Ihre Freundin Michelle (20) ist hingegen Feuer und Flamme für ihren Ford Escort von 1990, den sie zufällig entdeckte, einfach toll fand und spontan gekauft hat – und nun gerne Rat sucht für grössere und kleinere Verbesserungen am Fahrzeug als eigenhändige und "rollende" Restaurierung. So viel Leidenschaft fürs Auto in jungen Jahren glaubte man heute nicht mehr finden zu können, doch es gibt sie noch:
Auch Sam, 27 Jahre jung, kaufte sich noch als Lehramtsstudent seinen Toyota MR2 (2004) für 10'000 Franken im Internet. Schrauben mag er selber zwar nicht, aber eines steht für ihn fest: "Warum soll ich mir ein neues Auto kaufen, wenn ich alte Autos nicht nur schöner, sondern auch besser finde zum Fahren – ohne lästiges Gebimmel; ohne Bildschirme, die niemand braucht; mit einem Fokus allein auf das, worauf es beim Auto ankommt: Spass am Fahren! Ich kann mir nicht vorstellen, mir jemals ein neues Auto zu kaufen; und das finde ich auch nachhaltiger im Umgang mit Ressourcen."

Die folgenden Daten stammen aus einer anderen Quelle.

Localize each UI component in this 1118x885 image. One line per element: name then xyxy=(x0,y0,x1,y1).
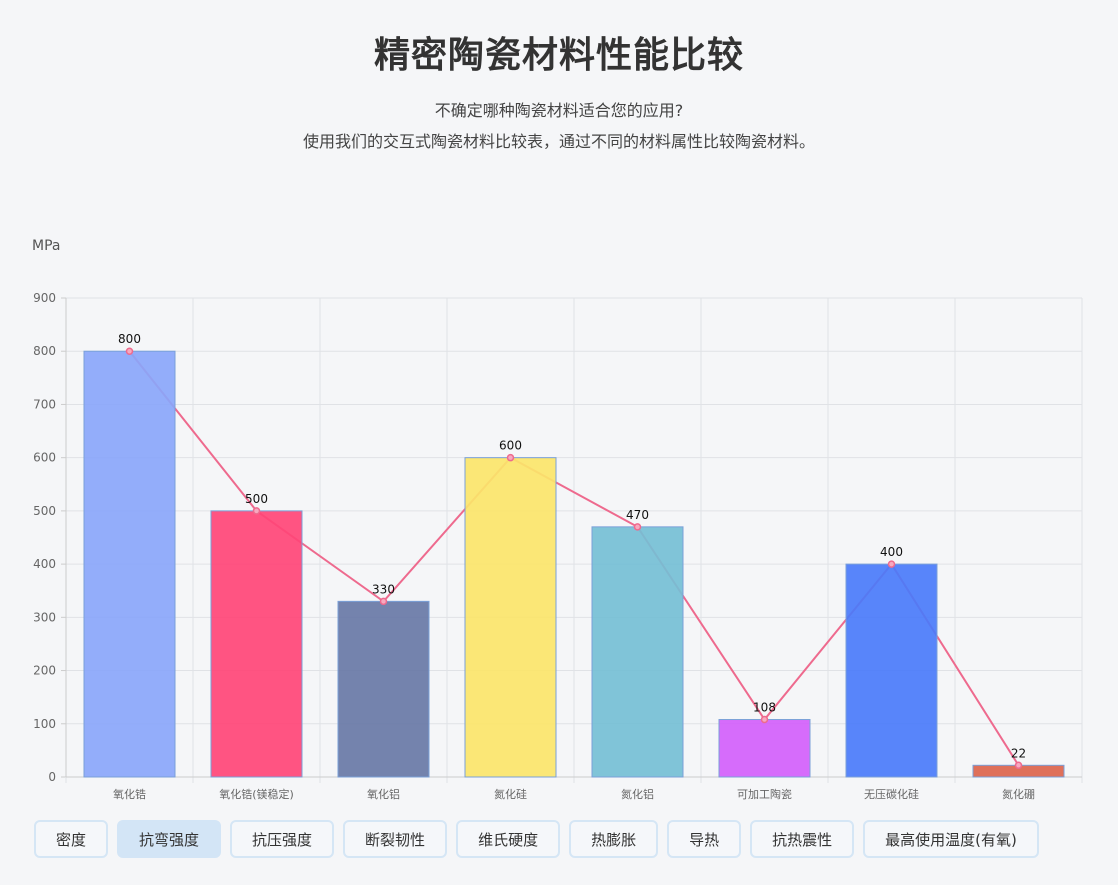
x-tick-label: 无压碳化硅 xyxy=(864,787,919,801)
property-button-2[interactable]: 抗压强度 xyxy=(230,820,335,858)
property-button-3[interactable]: 断裂韧性 xyxy=(343,820,448,858)
line-point xyxy=(506,453,515,462)
y-tick-label: 900 xyxy=(33,291,56,305)
y-tick-label: 400 xyxy=(33,557,56,571)
x-tick-label: 氮化硼 xyxy=(1002,787,1035,801)
property-selector: 密度 抗弯强度 抗压强度 断裂韧性 维氏硬度 热膨胀 导热 抗热震性 最高使用温度(有氧) xyxy=(34,820,1039,858)
subtitle-question: 不确定哪种陶瓷材料适合您的应用? xyxy=(434,101,684,120)
value-label: 22 xyxy=(1011,746,1026,760)
value-label: 330 xyxy=(372,582,395,596)
bar-3[interactable] xyxy=(464,457,557,778)
bar-5[interactable] xyxy=(718,719,811,778)
line-point xyxy=(252,507,261,515)
property-button-4[interactable]: 维氏硬度 xyxy=(456,820,561,858)
line-point xyxy=(633,523,642,531)
x-tick-label: 氮化硅 xyxy=(494,787,527,801)
value-label: 470 xyxy=(626,508,649,522)
y-axis-unit-label: MPa xyxy=(32,238,61,254)
value-label: 600 xyxy=(499,439,522,453)
x-tick-label: 可加工陶瓷 xyxy=(737,787,792,801)
property-button-5[interactable]: 热膨胀 xyxy=(569,820,659,858)
bar-2[interactable] xyxy=(337,600,430,778)
line-point xyxy=(1014,761,1023,770)
x-tick-label: 氧化锆 xyxy=(113,787,146,801)
property-button-1[interactable]: 抗弯强度 xyxy=(117,820,222,858)
y-tick-label: 800 xyxy=(33,344,56,358)
y-tick-label: 300 xyxy=(33,610,56,624)
value-label: 400 xyxy=(880,545,903,559)
y-tick-label: 500 xyxy=(33,504,56,518)
property-button-7[interactable]: 抗热震性 xyxy=(750,820,855,858)
x-tick-label: 氧化锆(镁稳定) xyxy=(219,787,294,801)
y-tick-label: 600 xyxy=(33,451,56,465)
line-point xyxy=(760,715,769,724)
line-point xyxy=(125,347,134,355)
y-tick-label: 200 xyxy=(33,664,56,678)
property-button-6[interactable]: 导热 xyxy=(667,820,742,858)
x-tick-label: 氮化铝 xyxy=(621,787,654,801)
bar-chart: 0 100 200 300 400 500 600 700 800 900 氧化锆 氧化锆(镁稳定) 氧… xyxy=(33,291,1083,801)
value-label: 108 xyxy=(753,701,776,715)
page-title: 精密陶瓷材料性能比较 xyxy=(373,35,744,76)
y-tick-label: 0 xyxy=(48,770,56,784)
bar-4[interactable] xyxy=(591,526,684,778)
x-tick-label: 氧化铝 xyxy=(367,787,400,801)
bar-0[interactable] xyxy=(83,350,176,778)
bar-6[interactable] xyxy=(845,563,938,778)
value-label: 500 xyxy=(245,492,268,506)
y-tick-label: 100 xyxy=(33,717,56,731)
property-button-0[interactable]: 密度 xyxy=(34,820,109,858)
bar-1[interactable] xyxy=(210,510,303,778)
subtitle-description: 使用我们的交互式陶瓷材料比较表，通过不同的材料属性比较陶瓷材料。 xyxy=(302,132,815,151)
line-point xyxy=(887,560,896,568)
line-point xyxy=(379,597,388,606)
y-tick-label: 700 xyxy=(33,397,56,411)
value-label: 800 xyxy=(118,332,141,346)
property-button-8[interactable]: 最高使用温度(有氧) xyxy=(863,820,1039,858)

Sein Kollege Cyril liebt hingegen seinen kantigen und unverwüstlichen Volvo 740 Turbo mit Automatikgetriebe, den auch er im Internet und im sehr gepflegten Zustand für 8'500 Franken erworben hat. Das Auto ist für ihn das, was sich alle Hersteller in ihren Marketingabteilungen wünschen, nämlich Teil seines "Lifystyles". Der Wagen ist so geräumig, dass er unterwegs nicht selten darin übernachtet. Auf die Frage, ob er da so mitten im Wald und ganz alleine keine Angst habe, entgegnet er ganz selbstbewusst: "Wieso, das ist doch ein Volvo" – ganz so, als sei der Wagen mit so etwas wie Panzerglas ausgestattet.
Schon dafür sollte Volvo den sympathischen Youngster direkt nach China einladen – auf eine "Werte"-Roadshow zur Verkaufsförderung. Solche Geschichten und Erlebnisse prägen Beziehungen zum Auto und ein Image, nicht etwa überbewertete "Connectivity"-Module, deren Nutzen durch jedes 30-Euro-Teil aus dem Zubehör substituiert und in jedem alten Auto genutzt werden können.

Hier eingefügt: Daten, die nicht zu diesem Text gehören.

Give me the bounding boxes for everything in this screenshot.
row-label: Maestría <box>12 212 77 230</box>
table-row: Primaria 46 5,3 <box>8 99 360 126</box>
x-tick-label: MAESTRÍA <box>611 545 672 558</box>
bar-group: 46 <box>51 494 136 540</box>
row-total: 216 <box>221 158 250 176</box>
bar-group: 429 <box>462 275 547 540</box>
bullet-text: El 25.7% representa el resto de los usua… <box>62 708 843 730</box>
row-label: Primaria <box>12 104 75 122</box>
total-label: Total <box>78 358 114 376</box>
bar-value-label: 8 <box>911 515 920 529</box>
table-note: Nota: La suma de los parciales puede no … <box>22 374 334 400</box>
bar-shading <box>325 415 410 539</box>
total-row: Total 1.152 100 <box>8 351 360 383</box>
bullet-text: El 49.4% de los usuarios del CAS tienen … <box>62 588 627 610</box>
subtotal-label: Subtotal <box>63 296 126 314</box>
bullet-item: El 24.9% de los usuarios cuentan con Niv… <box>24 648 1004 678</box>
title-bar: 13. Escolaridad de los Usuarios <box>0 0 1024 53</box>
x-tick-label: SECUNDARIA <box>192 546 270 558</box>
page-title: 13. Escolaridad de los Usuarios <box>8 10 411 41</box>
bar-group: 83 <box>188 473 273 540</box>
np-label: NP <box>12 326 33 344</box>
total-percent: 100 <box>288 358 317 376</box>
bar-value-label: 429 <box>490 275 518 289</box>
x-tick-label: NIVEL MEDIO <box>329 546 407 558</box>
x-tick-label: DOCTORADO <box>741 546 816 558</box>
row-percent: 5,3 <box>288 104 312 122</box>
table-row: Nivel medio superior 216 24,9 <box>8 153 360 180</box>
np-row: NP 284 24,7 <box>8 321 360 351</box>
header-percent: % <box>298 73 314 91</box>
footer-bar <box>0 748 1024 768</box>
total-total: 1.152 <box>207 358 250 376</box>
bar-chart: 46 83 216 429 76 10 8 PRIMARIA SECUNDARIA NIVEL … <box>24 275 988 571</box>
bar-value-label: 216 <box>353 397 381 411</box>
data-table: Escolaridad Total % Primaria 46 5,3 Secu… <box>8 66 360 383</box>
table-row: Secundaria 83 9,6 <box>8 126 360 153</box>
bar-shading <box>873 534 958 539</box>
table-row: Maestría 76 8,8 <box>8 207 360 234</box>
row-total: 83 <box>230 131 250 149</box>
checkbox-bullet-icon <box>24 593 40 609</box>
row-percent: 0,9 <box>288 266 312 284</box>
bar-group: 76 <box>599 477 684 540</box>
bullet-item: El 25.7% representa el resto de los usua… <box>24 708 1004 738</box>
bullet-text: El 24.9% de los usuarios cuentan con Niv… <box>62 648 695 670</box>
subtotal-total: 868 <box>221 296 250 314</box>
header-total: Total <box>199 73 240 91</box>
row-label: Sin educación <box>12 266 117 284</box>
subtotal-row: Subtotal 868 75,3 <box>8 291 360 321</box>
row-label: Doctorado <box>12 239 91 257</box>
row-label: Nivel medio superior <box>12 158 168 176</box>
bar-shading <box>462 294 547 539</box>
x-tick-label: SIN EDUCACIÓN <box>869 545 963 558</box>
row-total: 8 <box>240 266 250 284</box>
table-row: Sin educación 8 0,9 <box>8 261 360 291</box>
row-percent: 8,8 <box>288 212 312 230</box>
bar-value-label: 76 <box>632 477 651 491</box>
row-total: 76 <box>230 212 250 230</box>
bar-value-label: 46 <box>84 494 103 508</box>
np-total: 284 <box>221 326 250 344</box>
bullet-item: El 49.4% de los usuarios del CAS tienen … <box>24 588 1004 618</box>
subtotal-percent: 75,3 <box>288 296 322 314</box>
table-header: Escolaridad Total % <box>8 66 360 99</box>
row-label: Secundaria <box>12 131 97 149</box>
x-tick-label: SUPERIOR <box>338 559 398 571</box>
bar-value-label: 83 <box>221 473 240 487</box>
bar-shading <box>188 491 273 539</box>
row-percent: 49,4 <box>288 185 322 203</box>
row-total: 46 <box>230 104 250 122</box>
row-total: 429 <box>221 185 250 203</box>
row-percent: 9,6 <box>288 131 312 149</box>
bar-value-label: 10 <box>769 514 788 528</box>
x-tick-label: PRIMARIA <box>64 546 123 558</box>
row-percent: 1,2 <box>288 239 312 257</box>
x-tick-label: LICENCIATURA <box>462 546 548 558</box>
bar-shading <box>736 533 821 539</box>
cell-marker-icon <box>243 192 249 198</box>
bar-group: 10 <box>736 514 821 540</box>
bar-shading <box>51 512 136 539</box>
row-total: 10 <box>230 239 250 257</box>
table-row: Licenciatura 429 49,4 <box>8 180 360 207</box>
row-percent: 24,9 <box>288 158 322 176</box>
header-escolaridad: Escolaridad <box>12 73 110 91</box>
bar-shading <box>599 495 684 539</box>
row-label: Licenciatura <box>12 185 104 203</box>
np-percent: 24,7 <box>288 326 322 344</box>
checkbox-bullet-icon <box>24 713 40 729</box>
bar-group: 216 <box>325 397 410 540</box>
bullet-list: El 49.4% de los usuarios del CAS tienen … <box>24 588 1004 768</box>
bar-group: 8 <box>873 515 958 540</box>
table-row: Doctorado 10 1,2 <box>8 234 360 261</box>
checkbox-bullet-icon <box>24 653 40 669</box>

Janina ist nicht mehr ganz so jung, wenn auch jünger als ihr Nissan 300 ZX von 1984. Das Auto, gehörte zuvor einer sehr zufriedenen ehemaligen Kundin ihrer Garagistenfamilie – und es ist ihr sehr ans Herz gewachsen. Ihre Leidenschat für alte Autos entstand dabei ganz woanders: "Ich war schockverliebt in einen Simca Aronde von 1961, der mir als Kind als erster Oldtimer begegnet ist und es irgendwie geschafft hat, mich echt zu berühren.", erklärte sie ihren Weg hin zu alten Autos.

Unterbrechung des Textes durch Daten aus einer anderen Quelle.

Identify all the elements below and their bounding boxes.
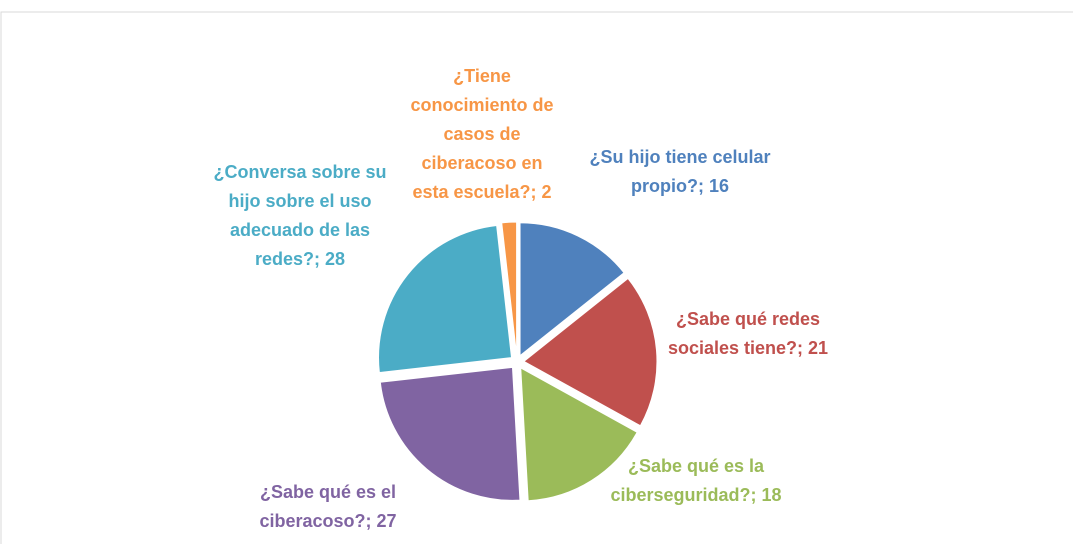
pie-slice (379, 366, 521, 501)
data-label: ¿Conversa sobre su hijo sobre el uso ade… (213, 162, 387, 269)
data-label: ¿Tiene conocimiento de casos de ciberaco… (410, 66, 554, 202)
data-label: ¿Sabe qué redes sociales tiene?; 21 (667, 309, 829, 358)
data-label: ¿Sabe qué es el ciberacoso?; 27 (259, 482, 397, 531)
pie-slice (378, 224, 513, 374)
pie-slice (501, 221, 518, 356)
chart-frame (0, 11, 1073, 544)
data-label: ¿Su hijo tiene celular propio?; 16 (589, 147, 771, 196)
pie-slice (520, 367, 638, 502)
pie-slice (523, 277, 658, 427)
data-label: ¿Sabe qué es la ciberseguridad?; 18 (610, 456, 782, 505)
pie-slice (519, 222, 625, 357)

Der Gastgeber Emil Frey Classics AG ist generell recht engagiert, wenn es darum geht jüngere Autofahrer an das Thema Oldtimer heranzuführen oder solche, die bereits Freude daran haben oder ein Fahrzeug besitzen, bestmöglich zu unterstützen. So bot die Veranstaltung auch zahlreiche Angestellte als Experten für Mechanik, Elektrik oder Spenglerarbeiten, die alle als Ratgeber oder mit kleinen Lehreinheiten zur Verfügung standen. Gleichzeitig analysiert das Unternehmen aktiv die Motive und Erwartungen jüngerer Menschen mit dem Ziel, die bisher auch hier überwiegend männliche und ältere Kundschaft der Emil Frey Classics AG zu erweitern.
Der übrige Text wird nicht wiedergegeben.